From the broker's perspective, Mr. Berry said, there are three basic considerations in evaluating an insurer: Does the insurer have the right product for the brokers' clients, is the product competitively priced and will the broker be compensated competitively for its efforts placing the insurer's product?
While commissions are “core” to the compensation of brokers, insurers often use additional incentive payments contingent on factors such as volume, retention, line of business or geography, the Deloitte consultant said.
“Those are sort of at the margins,” Mr. Berry said. “Those can be fairly effective if they're used properly.” But, the insurer has to be sure those other sorts of compensation aren't excessively complex because they won't work in motivating the broker to place business if the broker doesn't understand them.
“I think many companies, when you look at their incentive programs, they're actually fairly flexible,” said Mr. Hartwig. Whatever mix an insurer takes in its approach to broker compensation, though, at its core it will be a program that's going to provide some sort of incentive to provide good business, he said.
Brokers often are willing to show some flexibility.
“If I'm a broker, how much am I being compensated for the amount of work I do?” Mr. Berry asked. If the insurer can provide ways to make the broker more efficient and productive, “I might be willing to give up a little bit of that commission rate,” he said.
Long-running issue
Mr. Hartwig noted that while some approaches to broker compensation are the result of insurers' philosophies or strategies, in some cases the mix still is influenced by the compensation scandals that emerged as a result of investigations spearheaded by then-New York Attorney General Eliot Spitzer.
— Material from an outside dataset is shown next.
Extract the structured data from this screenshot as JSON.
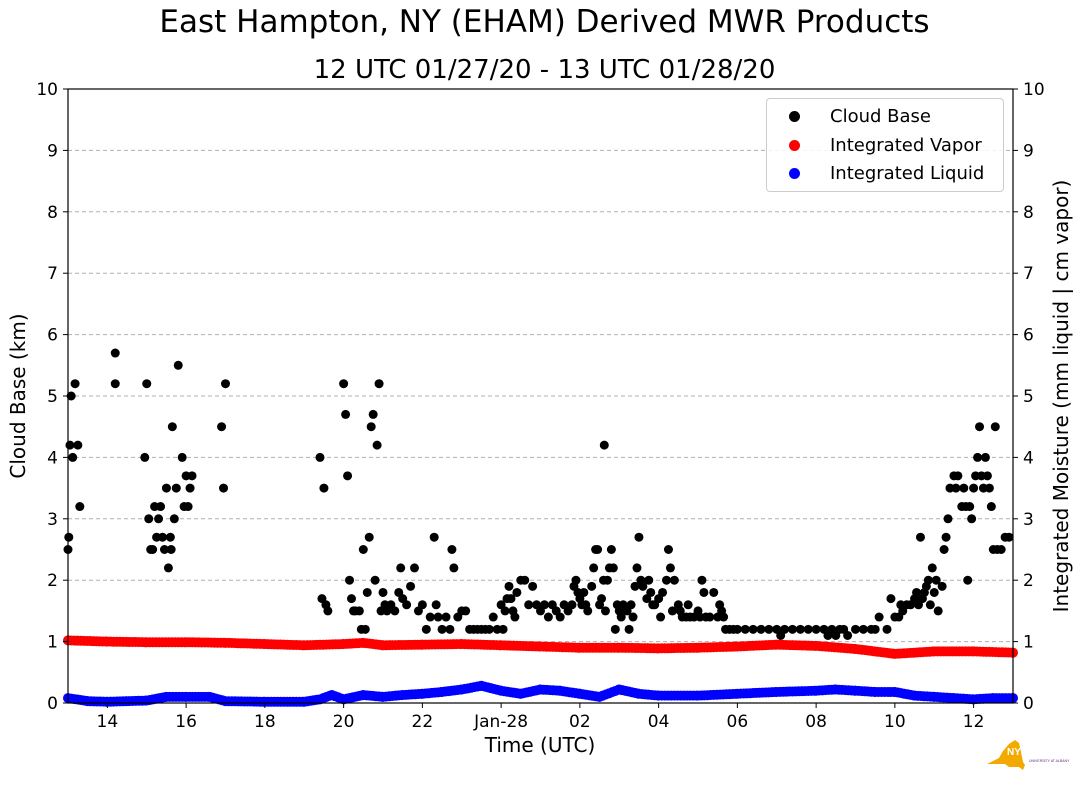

But Timothy J. Cunningham, a principal at Chicago-based OPTIS Partners L.L.C., said many of the same compensation discussions have taken place in insurers' executive offices before and after Mr. Spitzer.
“From my discussions with insurance company execs, they struggle with, "What can we do with our compensation system to influence behavior?' and that existed pre-Spitzer as well as post-Spitzer,” Mr. Cunningham said.
“In terms of driving results, a commission basis is probably as reasonable a basis as is possible,” Mr. Cunningham said. “First and foremost, an agency/brokerage should be a sales organization and they're the sales arm of an insurance company. If they're going to be your sales arm, you pay them on an eat-what-you-kill basis.”
It's important, though, to look at pure commission compensation vs. contingent commissions and other incentives, he said. “I think it potentially gets caught up in the transparency-and-disclosure debate,” said Mr. Cunningham.
“At what point does any additional bonus compensation create the potential for conflict?” he asked. “Fundamentally, I think most producers want to do the right thing.”
Thomas Buchmueller, Waldo O. Hildebrand professor of risk management and insurance in the University of Michigan's Ross School of Business, noted that without adequate transparency, those sorts of perceptions can develop in any business relying on a commission structure to compensate distributors.
“If you go into an appliance store and the sales guy is pushing you to one product rather than another, you always wonder if it's because the commission structure is better for one than the other,” Mr. Buchmueller said.
However, “the commission in principle is a good incentive; and without it, the broker isn't really going to be hustling,” he said.